The stakes are high — losing Catalonia, which has its own language and culture, would deprive Spain of a fifth of its economic output and more than a quarter of exports.
Mr Puigdemont had been widely expected to unilaterally declare Catalonia’s independence on Tuesday after the Catalan government said 90% of Catalans had voted for a breakaway in an Oct 1 referendum.
Central authorities in Madrid had declared the referendum illegal and most opponents of independence boycotted it, reducing turnout to around 43%.
Madrid responded angrily to Mr Puigdemont’s speech to Catalonia’s parliament, saying his government could not act on the results of the referendum.
“Neither Mr Puigdemont nor anyone else can claim, without returning to legality and democracy, to impose mediation,” Deputy Prime Minister Soraya Saenz de Santamaria said.
“Dialogue between democrats takes place within the law.”
Invoking Article 155 to ease Spain’s worst political crisis in four decades would make prospects of a negotiated solution even more remote.

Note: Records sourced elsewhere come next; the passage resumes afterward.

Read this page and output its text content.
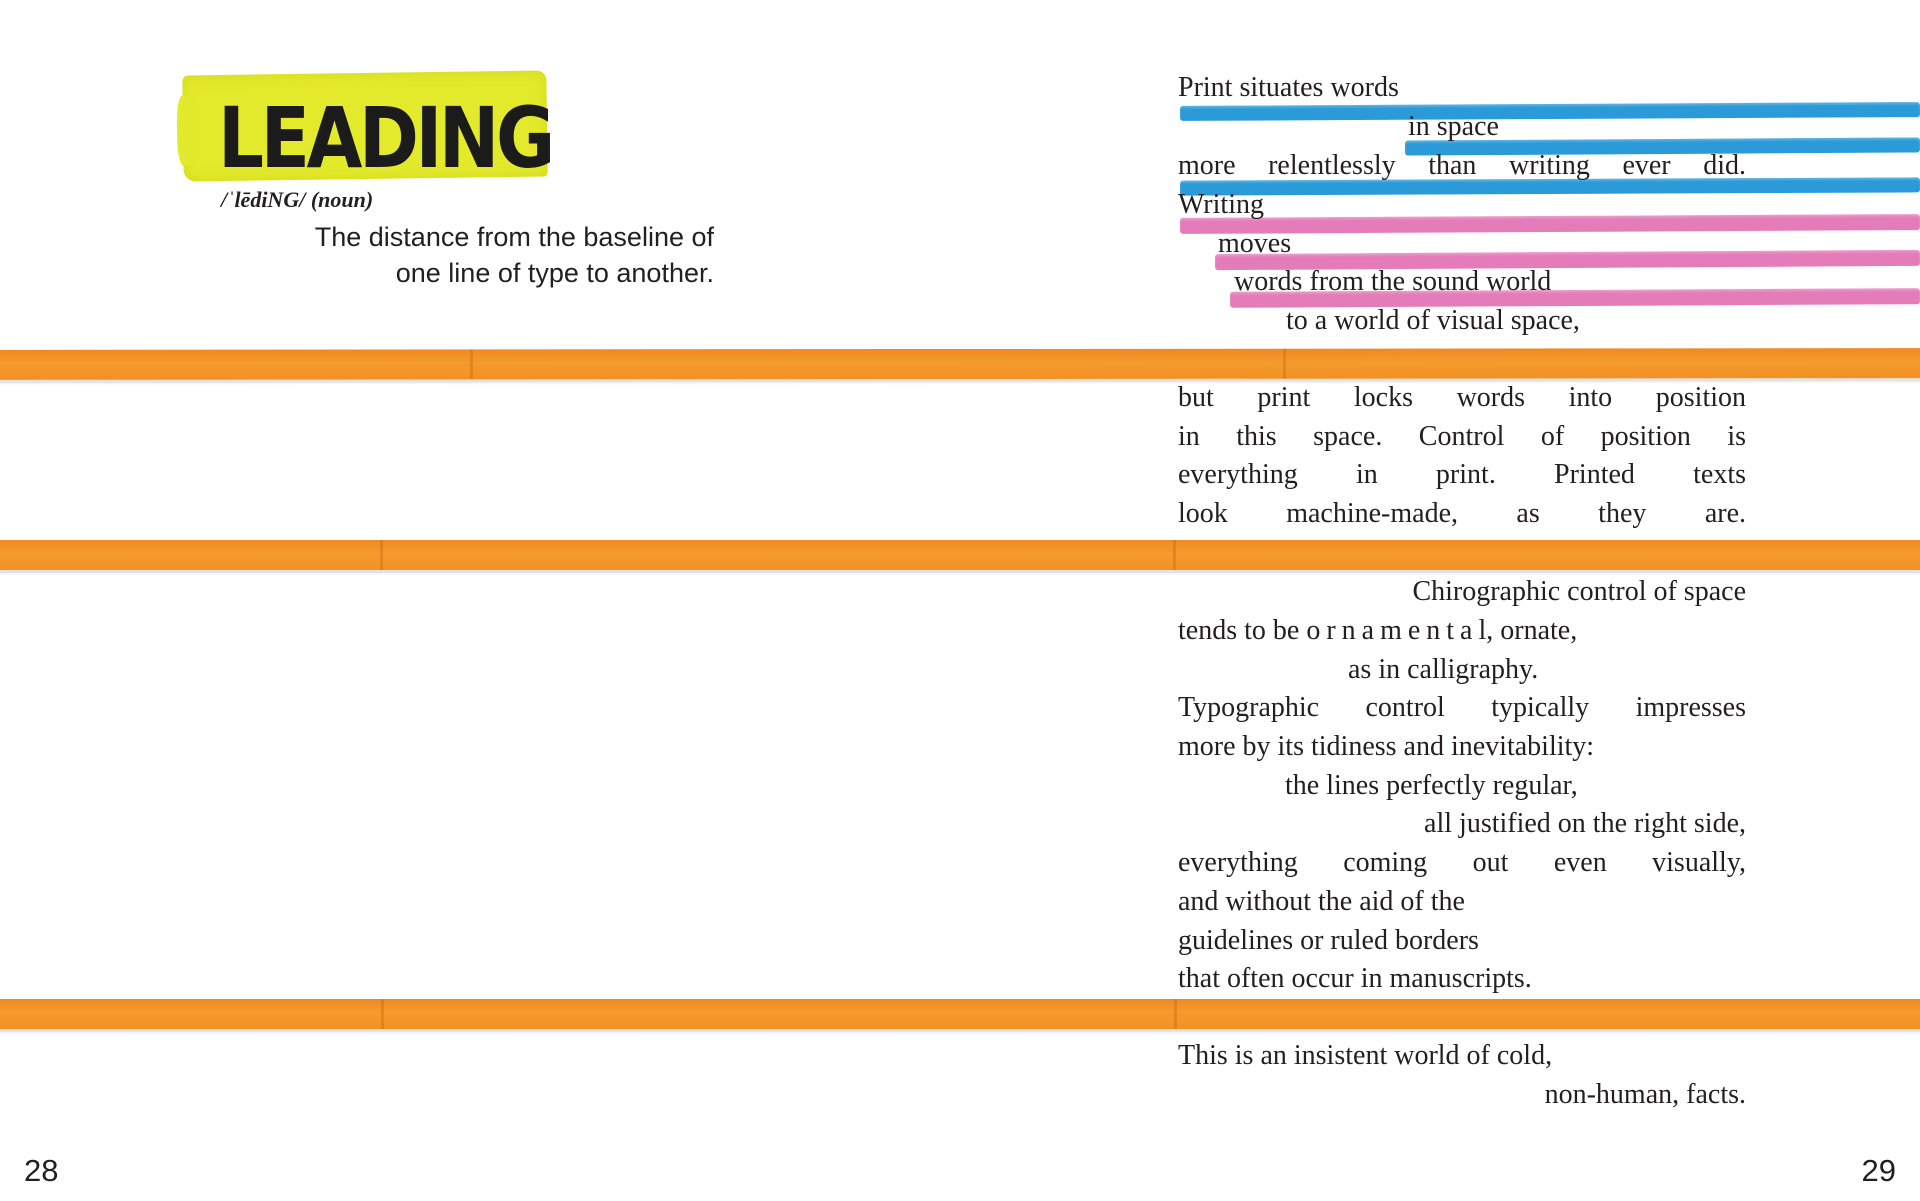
LEADING
/ˈlēdiNG/ (noun)
The distance from the baseline of
one line of type to another.
Print situates words
in space
more relentlessly than writing ever did.
Writing
moves
words from the sound world
to a world of visual space,
but print locks words into position
in this space. Control of position is
everything in print. Printed texts
look machine-made, as they are.
Chirographic control of space
tends to be ornamental, ornate,
as in calligraphy.
Typographic control typically impresses
more by its tidiness and inevitability:
the lines perfectly regular,
all justified on the right side,
everything coming out even visually,
and without the aid of the
guidelines or ruled borders
that often occur in manuscripts.
This is an insistent world of cold,
non-human, facts.
28	29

A spokesman for the Catalan government in Barcelona said earlier on Wednesday that if Madrid went down this road, it would press ahead with steps towards statehood.
“We have given up absolutely nothing,” Catalan government spokesman Jordi Turull told Catalunya Radio.
“We have taken a time out ... which doesn’t mean a step backwards, or a renunciation or anything like that.”
Spanish Socialist opposition leader Pedro Sanchez said he would back Mr Rajoy if he had to activate Article 155 and that he agreed with the premier to launch constitutional reform within six months to address how Catalonia could fit better in Spain.
It was not clear how the Catalan government would respond to that offer.
Mr Puigdemont’s speech also disappointed supporters of independence, thousands of whom watched proceedings on giant screens outside parliament before sadly leaving for home.
Financial markets, however, were encouraged that an immediate declaration of independence had been avoided.
After Mr Puigdemont’s speech, Spain’s benchmark IBEX share index rose as much as 1.6%, outperforming the pan-European STOXX 600 index.
The rally propelled the main world stocks index, the MSCI’s 47-country ‘All-World’ index, to a record high.
At European Union headquarters in Brussels, there was relief that Spain, the eurozone’s fourth-largest economy, now had at least bought some time to deal with a crisis that was still far from over.
One EU official said Mr Puigdemont “seems to have listened to advice not to do something irreversible”.
The EU has been cool to Mr Puigdemont’s calls for mediation.
The Catalan crisis has deeply divided the region itself as well as the Spanish nation. Opinion polls conducted before the vote suggested a minority of about 40% of residents in Catalonia backed independence.
Some of Catalonia’s l argest companies have moved their head offices out of the region and others were set to follow if Mr Puigdemont had declared independence.